Monday, July 17, 2006

Let's Put Our Heads In the Sand Awhile, Shall We?

Since the world is burning and there is no end in sight, why don't we have a little fun? With our remaining moments, let's take a look at none other than The New York Social Diary, "Your link to society."

Your link to society! How clever! What they're saying is, The only way you'll penetrate this society is via computer to look at pictures of us, society people, who are better than you! HAHAHAHAHAHAHAHA Get it? oh we society folk are so funny! HAHAHAHAHAHA Ouch, oh, dear, I think my face ripped.

Ok. There are so many party pictures this time of year, so many benefits in the city and in the Hamptons, it's so hard to choose.

Here's a nice appetizer:



Clearly the wide pasted white smiles of the two forgettable twats in the front are supposed to be the focus of this picture. They think they are, anyway, and that's funny. Miss Tan With Designer Dress is thinking, "I've planned this outfit/tan/jewelry combination for months and all eyes better be on ME!"The one on the right is smiling in a way that says, "Hi! What's UP?I just barfed up my lunch!"

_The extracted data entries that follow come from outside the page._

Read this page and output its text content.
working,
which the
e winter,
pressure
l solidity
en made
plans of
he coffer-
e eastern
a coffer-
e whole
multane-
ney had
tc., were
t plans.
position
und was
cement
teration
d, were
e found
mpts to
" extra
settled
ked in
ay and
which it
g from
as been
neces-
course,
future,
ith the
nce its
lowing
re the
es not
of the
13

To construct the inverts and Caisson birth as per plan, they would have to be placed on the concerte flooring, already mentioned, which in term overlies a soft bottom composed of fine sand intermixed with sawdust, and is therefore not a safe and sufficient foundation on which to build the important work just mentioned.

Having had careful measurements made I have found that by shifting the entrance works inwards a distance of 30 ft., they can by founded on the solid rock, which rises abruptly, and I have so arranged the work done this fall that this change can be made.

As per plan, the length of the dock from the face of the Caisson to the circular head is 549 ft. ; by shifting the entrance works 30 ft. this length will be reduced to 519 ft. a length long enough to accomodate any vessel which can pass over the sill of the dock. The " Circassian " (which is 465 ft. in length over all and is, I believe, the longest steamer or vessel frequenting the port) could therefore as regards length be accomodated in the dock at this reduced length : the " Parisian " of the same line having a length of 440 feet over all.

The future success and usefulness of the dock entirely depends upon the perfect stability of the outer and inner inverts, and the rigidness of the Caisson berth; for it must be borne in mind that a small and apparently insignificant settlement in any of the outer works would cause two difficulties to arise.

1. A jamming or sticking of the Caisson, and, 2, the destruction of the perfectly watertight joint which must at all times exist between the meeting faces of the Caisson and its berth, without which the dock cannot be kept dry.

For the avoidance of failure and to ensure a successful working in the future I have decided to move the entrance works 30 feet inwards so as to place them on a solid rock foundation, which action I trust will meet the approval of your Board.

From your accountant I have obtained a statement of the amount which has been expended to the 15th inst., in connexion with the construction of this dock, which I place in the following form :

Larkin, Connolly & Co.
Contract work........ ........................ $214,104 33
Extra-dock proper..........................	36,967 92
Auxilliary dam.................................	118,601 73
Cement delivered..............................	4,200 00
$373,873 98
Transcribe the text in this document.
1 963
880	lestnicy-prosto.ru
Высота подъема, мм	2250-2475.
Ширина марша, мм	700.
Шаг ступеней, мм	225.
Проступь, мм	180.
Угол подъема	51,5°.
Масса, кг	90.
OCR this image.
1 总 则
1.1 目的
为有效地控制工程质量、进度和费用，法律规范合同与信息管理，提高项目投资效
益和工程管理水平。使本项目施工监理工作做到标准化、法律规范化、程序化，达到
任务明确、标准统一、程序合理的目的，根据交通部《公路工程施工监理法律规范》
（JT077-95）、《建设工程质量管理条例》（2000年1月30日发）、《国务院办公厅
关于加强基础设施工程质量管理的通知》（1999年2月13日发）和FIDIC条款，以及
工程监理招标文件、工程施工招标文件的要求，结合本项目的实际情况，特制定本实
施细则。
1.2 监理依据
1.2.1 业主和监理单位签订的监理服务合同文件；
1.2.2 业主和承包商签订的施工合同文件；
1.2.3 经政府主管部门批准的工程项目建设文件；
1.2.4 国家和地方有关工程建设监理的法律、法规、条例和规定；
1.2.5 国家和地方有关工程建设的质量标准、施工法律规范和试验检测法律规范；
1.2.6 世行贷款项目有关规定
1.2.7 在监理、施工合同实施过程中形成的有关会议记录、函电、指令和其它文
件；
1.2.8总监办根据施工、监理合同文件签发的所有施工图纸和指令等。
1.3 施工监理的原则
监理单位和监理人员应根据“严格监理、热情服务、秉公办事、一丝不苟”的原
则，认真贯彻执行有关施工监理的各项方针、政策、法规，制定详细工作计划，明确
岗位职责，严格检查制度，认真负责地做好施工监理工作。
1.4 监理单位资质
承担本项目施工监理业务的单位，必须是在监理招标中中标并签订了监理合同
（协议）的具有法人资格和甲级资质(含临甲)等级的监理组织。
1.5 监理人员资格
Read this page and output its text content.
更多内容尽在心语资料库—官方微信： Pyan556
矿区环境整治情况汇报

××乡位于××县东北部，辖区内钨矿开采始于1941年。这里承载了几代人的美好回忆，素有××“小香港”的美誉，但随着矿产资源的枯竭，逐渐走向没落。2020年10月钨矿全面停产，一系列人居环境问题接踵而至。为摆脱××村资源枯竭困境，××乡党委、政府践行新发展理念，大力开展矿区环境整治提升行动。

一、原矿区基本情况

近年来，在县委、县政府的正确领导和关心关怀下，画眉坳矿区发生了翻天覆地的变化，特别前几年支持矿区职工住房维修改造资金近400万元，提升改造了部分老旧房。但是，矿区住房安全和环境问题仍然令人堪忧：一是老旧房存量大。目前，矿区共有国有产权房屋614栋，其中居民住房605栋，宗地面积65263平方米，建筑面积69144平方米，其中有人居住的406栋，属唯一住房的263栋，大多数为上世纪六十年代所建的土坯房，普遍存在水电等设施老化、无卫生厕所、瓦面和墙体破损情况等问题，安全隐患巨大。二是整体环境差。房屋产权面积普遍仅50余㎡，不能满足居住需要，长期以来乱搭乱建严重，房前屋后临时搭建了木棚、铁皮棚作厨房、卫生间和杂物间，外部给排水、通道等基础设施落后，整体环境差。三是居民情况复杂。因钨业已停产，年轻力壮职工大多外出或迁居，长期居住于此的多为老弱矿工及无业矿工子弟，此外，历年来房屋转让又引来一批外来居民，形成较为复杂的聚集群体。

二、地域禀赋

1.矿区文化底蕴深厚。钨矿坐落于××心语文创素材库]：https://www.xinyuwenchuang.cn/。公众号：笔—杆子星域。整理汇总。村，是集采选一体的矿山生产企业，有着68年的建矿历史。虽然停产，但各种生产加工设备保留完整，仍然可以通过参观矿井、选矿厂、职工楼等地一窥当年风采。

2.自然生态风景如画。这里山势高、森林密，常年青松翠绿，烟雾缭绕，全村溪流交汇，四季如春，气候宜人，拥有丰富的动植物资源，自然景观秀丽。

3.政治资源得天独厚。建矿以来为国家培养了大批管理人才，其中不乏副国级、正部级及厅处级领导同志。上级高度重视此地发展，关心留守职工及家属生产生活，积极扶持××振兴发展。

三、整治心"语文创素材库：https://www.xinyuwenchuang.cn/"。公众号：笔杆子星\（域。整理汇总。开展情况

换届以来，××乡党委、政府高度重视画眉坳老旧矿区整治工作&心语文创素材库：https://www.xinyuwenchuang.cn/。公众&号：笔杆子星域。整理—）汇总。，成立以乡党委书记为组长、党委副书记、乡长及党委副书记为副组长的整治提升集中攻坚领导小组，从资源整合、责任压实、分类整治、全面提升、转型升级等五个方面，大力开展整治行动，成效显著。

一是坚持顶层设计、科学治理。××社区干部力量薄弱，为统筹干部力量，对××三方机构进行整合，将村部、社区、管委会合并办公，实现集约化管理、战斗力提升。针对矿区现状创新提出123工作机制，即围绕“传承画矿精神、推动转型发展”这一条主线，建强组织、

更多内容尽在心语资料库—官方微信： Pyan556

What's funnier, are the three pissed off wicked step sisters in the background, the ones passed over for the photo opp. Debutante on the far left is having another bad day, just having been berated that morning by Mummy for being a fatso. Chick in the red and white on the right is pretty happy to have made it so close to the camera, that she's going to put on a smile just in case she makes it into the frame. Lucky bitch. But who is peering out above her right shoulder? Or should I say, sneering out? Seconds after this photo was taken, Ms. Sneer ripped the hair right out of someone's head and had to be dragged out screaming.

For the main course, we're having:








That's right, sausage legs! Flanked with split ends in assorted colors.


Enjoy!


Make sure to stick around for dessert, ok?

3 comments:

Valerie said...

LOL - OMG Anne. You are one mean beyotch! But I love it! LOL

Elizabeth said...

for the first time in my life, i am going to say it: i don't want dessert. please. no dessert.

newbluebaby said...

Those girls all hate each other and will one day be wondering why their husband ran off with the 19 year old.